The Stoneybrook Foundation proudly announces the hiring of Tonia R. Richardson as it’s Executive Director, to guide and lead the organization into its next period of growth and expansion. Richardson will operate from the organization’s Stoneybrook Foundation Therapeutic Riding Center in Acme, PA, that provides its community of riders, students and patients a wide range of equine-facilitated therapies and services.
Founded in 2008 by John and Deborah McCain, celebrating its 10-year anniversary this year, the Foundation has grown considerably from humble beginnings, when it started with only 3 horses, a volunteer staff, and 20 students. Today, the steadily expanding center employs 10 staff members, has 15 horses, 6 owned and another 9 free leases, and provides nearly 2,000 therapeutic riding lessons, across a wide variety of rider challenges and conditions, each year, with a waiting list of nearly 100 more riders who await program availability.
Stoneybrook Foundation’s mission is to improve the lives of children and adults who face mental, intellectual, or physical conditions and/or special challenges in a therapeutic partnership with horses through therapy, education, sport and recreation/leisure. The organization’s riders range from ages 4-92 and include a diverse group of people that includes all sexes, orientations, ethnicities, backgrounds, abilities, and interests.
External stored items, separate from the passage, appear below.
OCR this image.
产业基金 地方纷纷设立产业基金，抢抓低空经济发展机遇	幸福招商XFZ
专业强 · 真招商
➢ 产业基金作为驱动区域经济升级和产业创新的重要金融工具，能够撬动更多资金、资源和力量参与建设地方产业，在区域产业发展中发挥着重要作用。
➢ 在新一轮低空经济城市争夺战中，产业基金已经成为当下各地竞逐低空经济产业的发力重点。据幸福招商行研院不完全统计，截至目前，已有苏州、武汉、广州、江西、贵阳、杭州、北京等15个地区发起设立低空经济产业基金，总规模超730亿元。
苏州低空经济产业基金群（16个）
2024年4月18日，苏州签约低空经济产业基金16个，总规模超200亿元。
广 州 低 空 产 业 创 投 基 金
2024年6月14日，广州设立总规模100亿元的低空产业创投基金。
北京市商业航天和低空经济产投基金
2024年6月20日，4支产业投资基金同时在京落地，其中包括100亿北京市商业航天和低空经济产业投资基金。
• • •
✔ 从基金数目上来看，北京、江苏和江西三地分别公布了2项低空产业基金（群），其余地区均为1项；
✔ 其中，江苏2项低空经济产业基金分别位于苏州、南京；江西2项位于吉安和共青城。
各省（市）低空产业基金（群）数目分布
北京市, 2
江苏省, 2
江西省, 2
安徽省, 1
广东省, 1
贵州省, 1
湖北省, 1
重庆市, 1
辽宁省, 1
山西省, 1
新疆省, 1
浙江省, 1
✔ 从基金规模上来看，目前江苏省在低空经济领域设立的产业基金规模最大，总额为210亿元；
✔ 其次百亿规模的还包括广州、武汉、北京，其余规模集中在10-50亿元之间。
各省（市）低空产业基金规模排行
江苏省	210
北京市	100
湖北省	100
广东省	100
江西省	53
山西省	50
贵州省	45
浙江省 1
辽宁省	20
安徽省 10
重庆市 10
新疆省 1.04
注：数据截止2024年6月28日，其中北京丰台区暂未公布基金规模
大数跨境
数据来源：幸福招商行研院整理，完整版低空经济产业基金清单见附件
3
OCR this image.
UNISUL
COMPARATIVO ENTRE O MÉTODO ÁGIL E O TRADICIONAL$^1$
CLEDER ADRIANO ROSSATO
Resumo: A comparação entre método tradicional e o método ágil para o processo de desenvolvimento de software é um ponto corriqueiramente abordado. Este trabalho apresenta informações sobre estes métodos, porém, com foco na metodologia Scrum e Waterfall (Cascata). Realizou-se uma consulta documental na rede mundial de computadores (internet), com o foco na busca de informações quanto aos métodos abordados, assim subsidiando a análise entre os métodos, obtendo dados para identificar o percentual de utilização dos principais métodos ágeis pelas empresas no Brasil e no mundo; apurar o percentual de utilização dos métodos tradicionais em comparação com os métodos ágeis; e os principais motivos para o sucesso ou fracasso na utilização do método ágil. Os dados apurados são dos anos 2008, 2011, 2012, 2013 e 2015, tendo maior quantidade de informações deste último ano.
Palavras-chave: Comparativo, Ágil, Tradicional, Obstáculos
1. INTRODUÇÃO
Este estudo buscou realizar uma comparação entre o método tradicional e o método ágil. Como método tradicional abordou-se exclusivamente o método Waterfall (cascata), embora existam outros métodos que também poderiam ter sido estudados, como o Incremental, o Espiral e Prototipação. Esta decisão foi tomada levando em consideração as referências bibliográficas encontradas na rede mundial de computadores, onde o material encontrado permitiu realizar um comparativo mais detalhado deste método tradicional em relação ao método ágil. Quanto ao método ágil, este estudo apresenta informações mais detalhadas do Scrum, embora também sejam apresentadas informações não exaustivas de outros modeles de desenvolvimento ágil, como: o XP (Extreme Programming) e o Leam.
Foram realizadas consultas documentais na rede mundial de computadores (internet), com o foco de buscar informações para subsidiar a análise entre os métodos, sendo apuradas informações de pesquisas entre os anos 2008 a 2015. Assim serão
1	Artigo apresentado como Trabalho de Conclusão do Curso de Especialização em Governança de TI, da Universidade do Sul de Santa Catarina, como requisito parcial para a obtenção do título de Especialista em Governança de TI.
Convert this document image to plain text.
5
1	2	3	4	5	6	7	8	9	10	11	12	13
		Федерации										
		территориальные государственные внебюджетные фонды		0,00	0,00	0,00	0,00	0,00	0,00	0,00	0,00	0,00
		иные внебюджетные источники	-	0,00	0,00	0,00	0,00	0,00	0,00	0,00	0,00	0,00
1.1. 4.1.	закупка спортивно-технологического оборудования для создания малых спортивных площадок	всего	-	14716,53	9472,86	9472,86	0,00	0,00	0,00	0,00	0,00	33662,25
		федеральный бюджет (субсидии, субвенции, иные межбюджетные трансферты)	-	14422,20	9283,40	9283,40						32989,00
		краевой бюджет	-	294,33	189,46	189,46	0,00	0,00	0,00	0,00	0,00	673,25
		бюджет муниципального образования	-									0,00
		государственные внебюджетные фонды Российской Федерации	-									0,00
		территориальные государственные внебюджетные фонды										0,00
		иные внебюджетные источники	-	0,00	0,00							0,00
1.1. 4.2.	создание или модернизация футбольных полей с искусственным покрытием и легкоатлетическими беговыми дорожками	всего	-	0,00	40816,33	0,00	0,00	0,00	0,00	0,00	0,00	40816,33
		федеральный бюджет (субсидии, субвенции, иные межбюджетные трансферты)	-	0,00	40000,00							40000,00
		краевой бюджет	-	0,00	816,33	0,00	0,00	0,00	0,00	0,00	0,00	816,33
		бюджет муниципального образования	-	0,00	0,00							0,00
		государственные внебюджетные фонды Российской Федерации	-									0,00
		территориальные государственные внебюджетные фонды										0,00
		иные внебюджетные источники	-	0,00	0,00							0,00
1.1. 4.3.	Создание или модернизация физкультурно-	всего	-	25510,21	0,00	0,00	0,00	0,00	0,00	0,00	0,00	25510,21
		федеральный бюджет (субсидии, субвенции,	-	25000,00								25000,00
Each rider receives a custom program, designed to meet his/her highly individualized needs, that include a selection of focused physical, cognitive, social or emotional goals.
“The inclusion of Tonia Richardson to our leadership team is a very exciting next step for the Board, as we have such great confidence in her talents to drive the center’s operations and as a partner to us,” said Suzanne Ward, chair of Stoneybrook’s Board of Directors. “She has amazing passion, dedication, a high level of energy, and an ideal background to understand our families, our staff, and our strategy. She’ll achieve her goals, help us target new ones, and be a strong source of support, to ensure that the rest of us we do, as well.”
Richardson grew up on farms in northern Virginia and central West Virginia and is well-acquainted with what’s required in terms of commitment and dedication to run a farm. Additionally, she’s spent the last 18 years working in the non-profit sector, including leadership roles with both Pressley Ridge and Adelphoi where she worked directly with children dealing with behavioral emotional issues and/or autism, so her background is very uniquely matched for the qualifications the organization sought in the executive director role.
Richardson earned her bachelor’s degree in Family Studies and Education at Seton Hill University and her master’s degree in Education Administration at California University of Pennsylvania.
“I’ll focus to ensure that our central operations are of the highest quality and our program offering continually evolves and adapts to meet the needs of our growing and changing constituency base,” Richardson said. “I’ll also play a key role to fortify our business back office to ensure that our administrative functions, such as financial, grant, record, and data management, along with their corresponding technology, scale to support that evolution.”
Leading the Center administration is only a part of Richardson’s role; a larger part of her focus will be on raising awareness of the organization, raising funds to help move those on the waiting list to the active student roster, and raising capital investments for the physical facility. Additionally, as the most active ‘face’ of the organization, Richardson will spend a great deal of time in the community, as both educator and advocate for their student base, to create awareness of the Stoneybrook organization and ensure that their services are known, accessible, and available to those in need of them. Not an easy job when non-profit fundraising is highly competitive and so many organizations are seeking the dollars they need to survive.
Richardson will work to expand the volunteer base, as many of the lessons require 1-3 volunteers to assist and ensure the safety of the rider during the lesson, depending upon the challenges the specific rider faces. The organization welcomes volunteers and/or interns who want to work with students, with horses, with the facility, or with the administrative team. Training is provided and learning is encouraged, as volunteers have the opportunity to choose to advance from one area to the next and possibly even consider becoming a formal Path, International certified instructor, as part of staff. Path, International, is the accrediting body that ensures that both their facility and every student receive the highest possible quality experience available. Three of Stoneybrook’s staff instructors are certified through PATH International.
“Now that I’m settled, I plan to be a very active presence in the community to drive awareness, support, engagement and investment in our mission,” she said. “One of our greatest challenges, aside from funding, is awareness – there are many people who see our center, but don’t realize what we offer. Once they do, they are immediately interested and generally extend help, in whatever way they are able. Our Board is very active and works hard to help produce the much-needed funding to expand our mission; I’ll work closely with them to ensure that we have the tight alignment and flawless execution needed to deliver on plan.”
“We hit our 10-year mark this year, with consistent growth year over year, and that’s significant for a non-profit,” she said. “The demand for our programming continues to grow with funding being our largest obstacle to expanding capacity, as the insurance companies do not yet cover Therapeutic Riding, despite the extensive and growing science to support it.”